The basket case
BEWARE: ELEANOR ROBERTSON IS SPYING ON YOUR SHOPPING.
One of the first things I stopped doing when COVID-19 happened was shopping in person at the supermarket. The thought of all those strangers squeezing my avocados with their grimy little hands was too much to bear – plus, I knew spending time indoors with so many people was microbiologically identical to shaking up a big aerosol can of mixed-source saliva and blasting it in my face. I’m not usually a germaphobe, but I’ve seen Dawn of the Dead enough times to know that consumer society and infectious diseases have a powerful relationship of mutual reinforcement. Going to Woolies during an active pandemic felt about as wise as visiting a coffin shop during a vampire crisis.
But now that our country has reached a place where supermarket shopping seems like a viable option again, I’ve gone back to the old me. I love the supermarket. Apart from snuffling around the discount cheese bin like a starving piglet, the thing I love most about it is rubbernecking at what other people put in their trolleys. It’s like the ‘my day on a plate’ feature that used to run in the Sunday paper, except it’s regular people instead of show-off celebrities who claim to eat nothing but rare earth minerals and sacred algae.
The shopping trolley gives you a glimpse into the domestic sphere that’s usually only available to family members, invited guests, and the several dozen advertising companies that buy your browsing data and purchase history on the open market. There are a few groups
I can recognise at a quick glance: big families, where most of the shop is made up of Weet-bix, discount mince, apples, broccoli and bulk toilet paper; yuppie couples who do half-size shops laden with vegan granola and skinless salmon fillets; and retirees, who tend to favour pet food, tea bags and products I’ve never seen before in my life and have to google (What the fuck is junket? Oh, it’s a sweet, milk-based dessert set with vegetable rennet… what the fuck?).

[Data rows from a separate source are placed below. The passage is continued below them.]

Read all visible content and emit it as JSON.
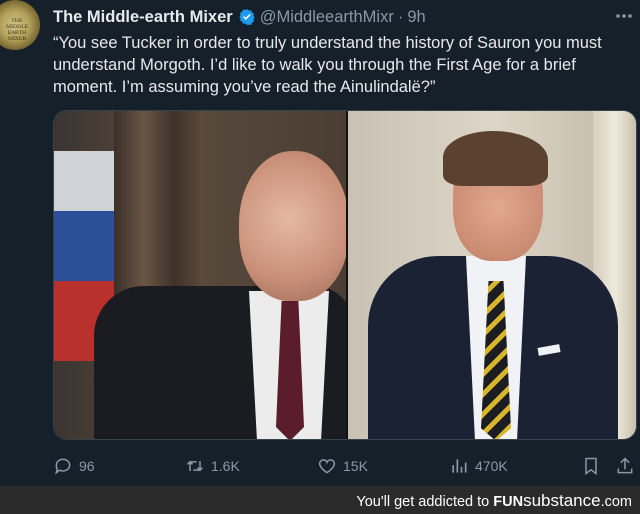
{
  "tweet": {
    "display_name": "The Middle-earth Mixer",
    "handle": "@MiddleearthMixr",
    "separator": "·",
    "time": "9h",
    "text": "“You see Tucker in order to truly understand the history of Sauron you must understand Morgoth. I’d like to walk you through the First Age for a brief moment. I’m assuming you’ve read the Ainulindalë?”",
    "avatar_text": "THE MIDDLE EARTH MIXER",
    "verified_color": "#1d9bf0"
  },
  "actions": {
    "replies": "96",
    "retweets": "1.6K",
    "likes": "15K",
    "views": "470K"
  },
  "footer": {
    "prefix": "You'll get addicted to ",
    "brand_bold": "FUN",
    "brand_rest": "substance",
    "suffix": ".com"
  },
  "icons": [
    "verified-badge-icon",
    "more-icon",
    "reply-icon",
    "retweet-icon",
    "like-icon",
    "views-icon",
    "bookmark-icon",
    "share-icon"
  ]
}
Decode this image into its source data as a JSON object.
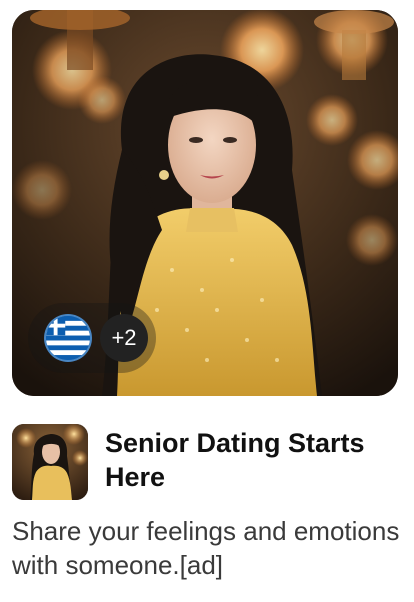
{
  "ad": {
    "image": {
      "subject": "woman-in-gold-dress-photo"
    },
    "flag_chip": {
      "flag_icon": "greece-flag-icon",
      "extra_count": "+2"
    },
    "title": "Senior Dating Starts Here",
    "description": "Share your feelings and emotions with someone.[ad]"
  },
  "colors": {
    "title": "#111111",
    "description": "#3a3a3a",
    "flag_blue": "#0d5eaf",
    "badge_bg": "#222222"
  }
}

My personal favourite trolley type is the nutcase bargain hunter. These people cut across all demographics, but they have one thing in common: they refuse to pay full price for anything. I have deep respect for this mindset, where brand loyalty is considered a form of irrationalism on par with ritual animal sacrifice. The store’s home-brand basics will be over-represented in the basket (home-brand bread, butter, milk, eggs, canned goods, etc), but there are always some wild cards that were on such deep discount that the bargain hunter couldn’t resist. Ninety per cent off size 00 baby singlets? Better get 12. Barely cracked tupperware for 55 cents on the ‘next stop is the bin’ shelf? Sure, why not. I can’t help but admire the way these folks embrace spontaneity: “Oh, chicken hearts are on special? I guess it’s time for me to learn how to cook chicken hearts! Such wonders life throws my way!”
Then there are the real wild cards – the trolleys and baskets that make you wonder whether the shopper is buying props for a low-budget indie film. Recently, I saw a young man buying eight packets of adhesive wall hooks, a bunch of bananas and a pregnancy test. It exercises the mind to think what would be happening at his house. He’s just moved and needs to hang up all his posters, his housemate had a broken condom incident last night, and he has a severe potassium deficiency? Or maybe he’s putting up his festive fairy lights and making a banana cake to celebrate his girlfriend getting pregnant with a much-wanted child? People pay money for lists of short-story prompts that aren’t as good as this. It’s selfish, I know, but if everyone could just stay safe and wear a mask so I can keep going to the supermarket to spy on people, I’d be extremely grateful. Thanks.